The gorilla in the room here is Donald Trump. Bai’s book was published in 2014 and so Trump isn’t mentioned, being just a minor television personality at the time. But Bai’s analysis of where political trends were taking us gave us a stark warning of what was to come:
There had been plenty of “horse race” journalism before the 1980s, stories about who was likely to win which primaries and all of that, but the candidates themselves were discussed mostly for their arguments and strategies, rather than for their skills as evaders and salesmen. In the Age of Show Business, however, the measure of a leader became his hunger for the game, his talent for dazzling crowds, his deftness at surviving an unreasonably brutal and small-minded process. We openly admired roguish candidates who could dexterously deflect assaults on their character – from their adversaries, and from us – and disdained those who thought themselves above it. We set traps and then marveled at those who could escape them with Houdini-like grace, which is why Clinton came to be known, almost universally, as the most talented statesman of the age, despite having achieved relatively little of his governing agenda. In short, we came to confuse actual leadership with the capacity to endure, and to entertain.
But wait, there’s more! Afraid of intense media scrutiny, candidates would learn from the Hart scandal to play it safe, becoming scripted and anodyne while insulating themselves from the press by teams of handlers. This would make any display of authenticity gold. John McCain’s “Straight Talk Express” would be an early example, thrilling reporters starved for “any contact with candidates that felt even remotely genuine” and unfolding “like a political reality show in the age before reality programming became commonplace.” And so to The Apprentice.
At the same time, a cult of celebrity would develop that “overwhelmed any discussion of intellect and experience among politicians” and further erased the boundaries between public service and entertainment. Sarah Palin was the precursor to Trumpism here, bringing “stagecraft and stardom” to the campaign trail and absolutely nothing else. Such were the lessons to be learned.
All the Truth Is Out is a readable and informative account of this signature moment, though I think it does oversell that moment in a perfectly understandable effort by the author to build up its importance. I can understand being sympathetic toward Hart, but I think Bai goes too far in building him up as a lost leader.

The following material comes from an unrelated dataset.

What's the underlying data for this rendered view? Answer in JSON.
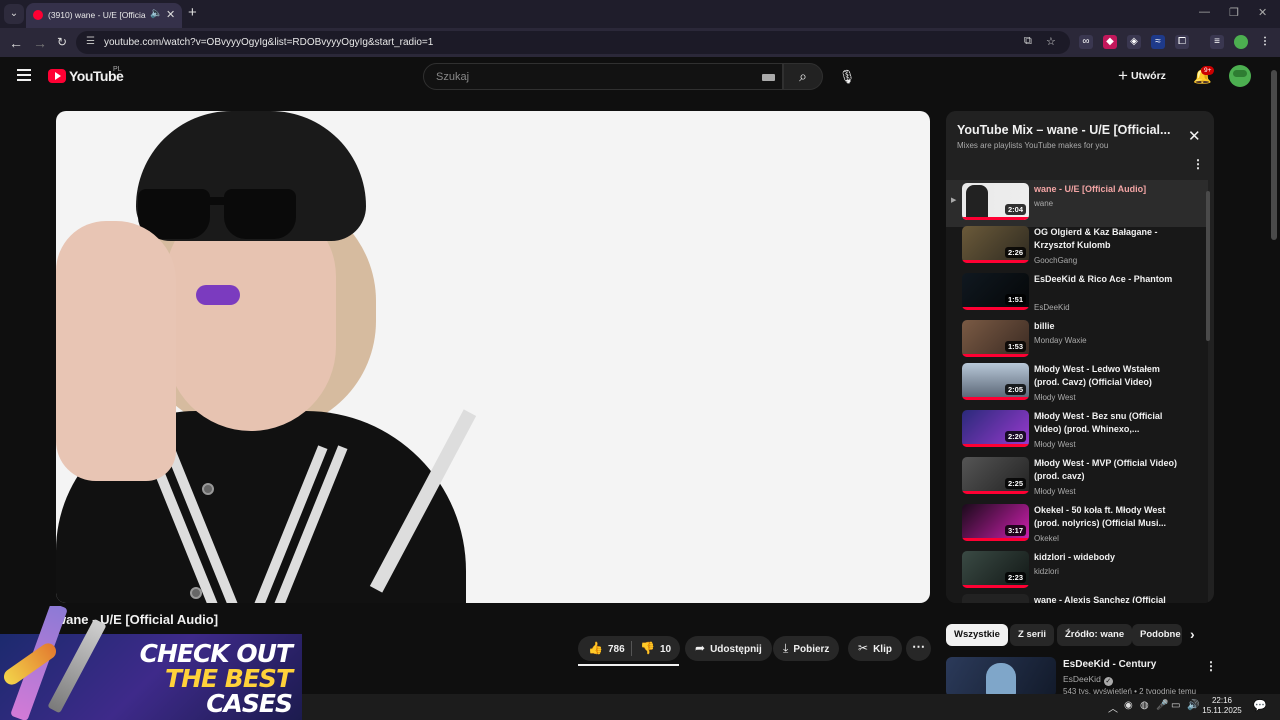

In a couple of places I found my own memory of the events corrected. It’s a popular misunderstanding, for example, that the surveillance of Hart was a response to the challenge he made to the press to “follow me around.” In fact, his townhouse was already being staked out. It’s also the case that the famous photo of Rice sitting on Hart’s lap, she in a short dress and he in a Monkey Business t-shirt, only became public after Hart had dropped out of the primaries.
These are essential points but they aren’t the main takeaways, which have to do with the downward spiral of American politics and political journalism that has brought us to the present point. I know a lot of people who don’t bother with books like this precisely because they are thought to be only timely. With perspective, however, they are much more than that.